His silence spoke volumes, and eventually she sighed. “Well, perhaps a little.”
“Things with Wilfred didn’t improve?”
She looked less hunted. “We did marvelous work on his herd.”
He folded his arms. “You’re avoiding the question.”
“Can you blame me?” A flush marked her cheeks. Through her awkward recital, her color had come and gone. Pascal admired her bravery in telling him even as much as she did. He could see it was an ordeal.
“No. But I need to know who you are.”
A line appeared between her marked brown eyebrows. “That’s a powerful thing for a man to say to a woman. I hope you mean it.”
“I do.” It was a vow, whether she acknowledged it or not.
Around them, the day drew to a close. Rooks cawed monotonously from the trees behind him, and the starlings flew in to set up their twilight racket.
She sighed and stiffened her back, gathering courage to finish the story. “His attentions weren’t…onerous. And when his health began to fail, we had other things to worry about.”

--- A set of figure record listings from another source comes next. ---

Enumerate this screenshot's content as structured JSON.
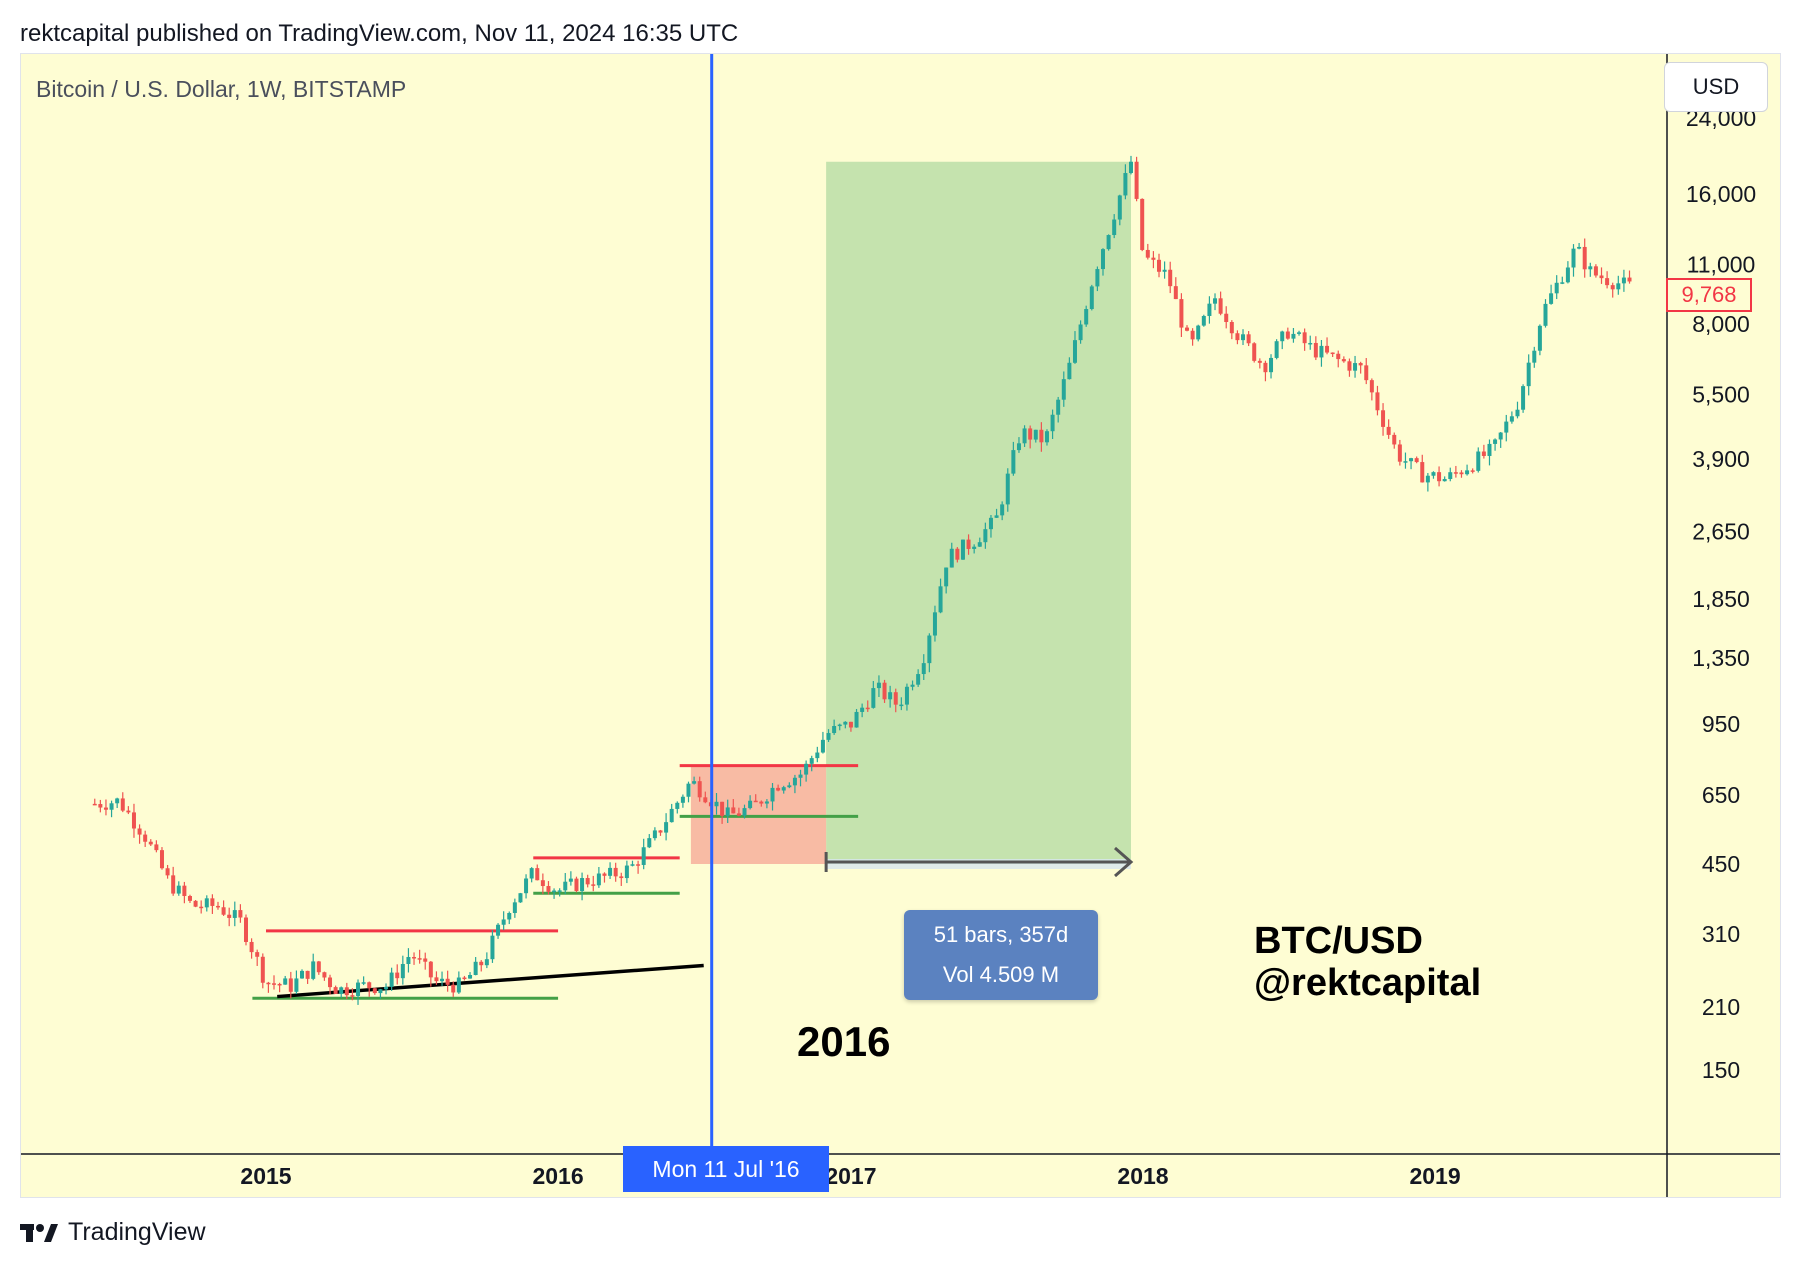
{
  "header": {
    "published_text": "rektcapital published on TradingView.com, Nov 11, 2024 16:35 UTC"
  },
  "chart": {
    "symbol_label": "Bitcoin / U.S. Dollar, 1W, BITSTAMP",
    "currency": "USD",
    "cursor_date": "Mon 11 Jul '16",
    "last_price": "9,768",
    "range_info": {
      "bars": "51 bars, 357d",
      "volume": "Vol 4.509 M"
    },
    "annotation_year": "2016",
    "watermark_line1": "BTC/USD",
    "watermark_line2": "@rektcapital"
  },
  "footer": {
    "logo_text": "TradingView"
  },
  "colors": {
    "background": "#fefdd3",
    "up": "#26a69a",
    "down": "#ef5350",
    "resistance": "#f23645",
    "support": "#43a047",
    "trendline": "#000000",
    "cursor": "#2962ff",
    "green_zone": "#c5e3ae",
    "red_zone": "#f8bba4"
  },
  "chart_data": {
    "type": "candlestick",
    "interval": "1W",
    "y_scale": "log",
    "y_ticks": [
      "150",
      "210",
      "310",
      "450",
      "650",
      "950",
      "1,350",
      "1,850",
      "2,650",
      "3,900",
      "5,500",
      "8,000",
      "11,000",
      "16,000",
      "24,000"
    ],
    "x_ticks": [
      "2015",
      "2016",
      "2017",
      "2018",
      "2019"
    ],
    "path": [
      [
        "2014-06-01",
        620
      ],
      [
        "2014-07-01",
        630
      ],
      [
        "2014-08-01",
        530
      ],
      [
        "2014-09-01",
        410
      ],
      [
        "2014-10-01",
        360
      ],
      [
        "2014-11-01",
        360
      ],
      [
        "2014-12-01",
        330
      ],
      [
        "2015-01-01",
        240
      ],
      [
        "2015-02-01",
        235
      ],
      [
        "2015-03-01",
        260
      ],
      [
        "2015-04-01",
        230
      ],
      [
        "2015-05-01",
        235
      ],
      [
        "2015-06-01",
        235
      ],
      [
        "2015-07-01",
        280
      ],
      [
        "2015-08-01",
        240
      ],
      [
        "2015-09-01",
        235
      ],
      [
        "2015-10-01",
        270
      ],
      [
        "2015-11-01",
        360
      ],
      [
        "2015-12-01",
        430
      ],
      [
        "2016-01-01",
        390
      ],
      [
        "2016-02-01",
        410
      ],
      [
        "2016-03-01",
        420
      ],
      [
        "2016-04-01",
        440
      ],
      [
        "2016-05-01",
        520
      ],
      [
        "2016-06-15",
        700
      ],
      [
        "2016-07-01",
        660
      ],
      [
        "2016-08-01",
        580
      ],
      [
        "2016-09-01",
        610
      ],
      [
        "2016-10-01",
        690
      ],
      [
        "2016-11-01",
        730
      ],
      [
        "2016-12-01",
        900
      ],
      [
        "2017-01-01",
        950
      ],
      [
        "2017-02-01",
        1150
      ],
      [
        "2017-03-01",
        1050
      ],
      [
        "2017-04-01",
        1350
      ],
      [
        "2017-05-01",
        2300
      ],
      [
        "2017-06-01",
        2500
      ],
      [
        "2017-07-01",
        2800
      ],
      [
        "2017-08-01",
        4500
      ],
      [
        "2017-09-01",
        4300
      ],
      [
        "2017-10-01",
        6400
      ],
      [
        "2017-11-01",
        10500
      ],
      [
        "2017-12-17",
        19000
      ],
      [
        "2018-01-01",
        11500
      ],
      [
        "2018-02-01",
        10300
      ],
      [
        "2018-03-01",
        7000
      ],
      [
        "2018-04-01",
        9200
      ],
      [
        "2018-05-01",
        7500
      ],
      [
        "2018-06-01",
        6400
      ],
      [
        "2018-07-01",
        7700
      ],
      [
        "2018-08-01",
        7000
      ],
      [
        "2018-09-01",
        6600
      ],
      [
        "2018-10-01",
        6300
      ],
      [
        "2018-11-15",
        4000
      ],
      [
        "2018-12-15",
        3600
      ],
      [
        "2019-01-15",
        3500
      ],
      [
        "2019-02-15",
        3800
      ],
      [
        "2019-03-15",
        4100
      ],
      [
        "2019-04-15",
        5300
      ],
      [
        "2019-05-15",
        8500
      ],
      [
        "2019-06-26",
        12000
      ],
      [
        "2019-07-15",
        10500
      ],
      [
        "2019-08-15",
        10000
      ],
      [
        "2019-09-01",
        9768
      ]
    ],
    "resistance_lines": [
      {
        "from": "2015-01-01",
        "to": "2016-01-01",
        "price": 315
      },
      {
        "from": "2015-12-01",
        "to": "2016-06-01",
        "price": 465
      },
      {
        "from": "2016-06-01",
        "to": "2017-01-10",
        "price": 760
      }
    ],
    "support_lines": [
      {
        "from": "2014-12-15",
        "to": "2016-01-01",
        "price": 220
      },
      {
        "from": "2015-12-01",
        "to": "2016-06-01",
        "price": 385
      },
      {
        "from": "2016-06-01",
        "to": "2017-01-10",
        "price": 580
      }
    ],
    "trendline": {
      "from": [
        "2015-01-15",
        222
      ],
      "to": [
        "2016-07-01",
        262
      ]
    },
    "green_zone": {
      "from": "2016-12-01",
      "to": "2017-12-17",
      "low": 450,
      "high": 19000
    },
    "red_zone": {
      "from": "2016-06-15",
      "to": "2016-12-01",
      "low": 450,
      "high": 760
    },
    "range_arrow": {
      "from": "2016-12-01",
      "to": "2017-12-17",
      "price": 450
    },
    "cursor": "2016-07-11",
    "last_price_marker": 9768
  }
}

Sadder and sadder. “That must have been difficult.”
“It was.” Her relief at shifting the discussion away from the bedroom was palpable. “I was very fond of Wilfred. He taught me a lot.”
“And of course you still had your cattle.”
“Don’t mock me,” she snapped, ripping her hand from under his.
“I’m not.” Pascal desperately wanted to kiss her. No, he desperately wanted to whisk her away to Richmond’s best inn, haul her into a room, and show her the joy two people could create out of lust and liking.
But he’d promised to behave, damn it. Although after hearing about her marriage, he took a kinder view of this enforced courtship. She deserved a wooing. Hell, she deserved a lover patient enough to persuade her into surrender. Then patient enough to show her just what she’d missed.
She rose, and he flinched when he saw her brush away a surreptitious tear.
“I’m sorry. I’ve stirred unhappy memories.” He stood, too, but she extended a hand to deter his approach.
“I’m fine.” Emotion thickened her voice.
“I don’t regret asking you about Wilfred,” he said softly. “But I regret upsetting you.”
She fumbled in the pocket of her figure-hugging green pelisse and produced a white lace handkerchief. “I couldn’t let you think my marriage was a disaster.”
As far as he could tell, it hadn’t been much else, but Pascal had the wisdom to keep that opinion to himself. “Wilfred was clearly a good man.”
Which was true, too. A fumbling dunderhead when it came to his wife, but that wasn’t the full measure of the fellow.
As reward for his discretion, he received a grateful, if shaky smile. “He was.”
She’d mourned Mowbray, if only as a colleague. However unworthy the thought, Pascal was grateful she’d never loved before.
Did that mean he wanted her to love him?
Shock held him transfixed as he examined the question. Over the years, many women had professed to love him, starting with his flighty mother. A few at least must have meant it. The mawkish emotion had always proven a poisonous gift, laced with demands and tears, and the inevitable acrimony when the woman realized Pascal was incapable of loving her back.
But when he imagined Amy Mowbray loving him, that trapped, suffocated feeling was absent.
How…unexpected.
He extended his hand. “We should go back. As it is, it will be dark when we return.”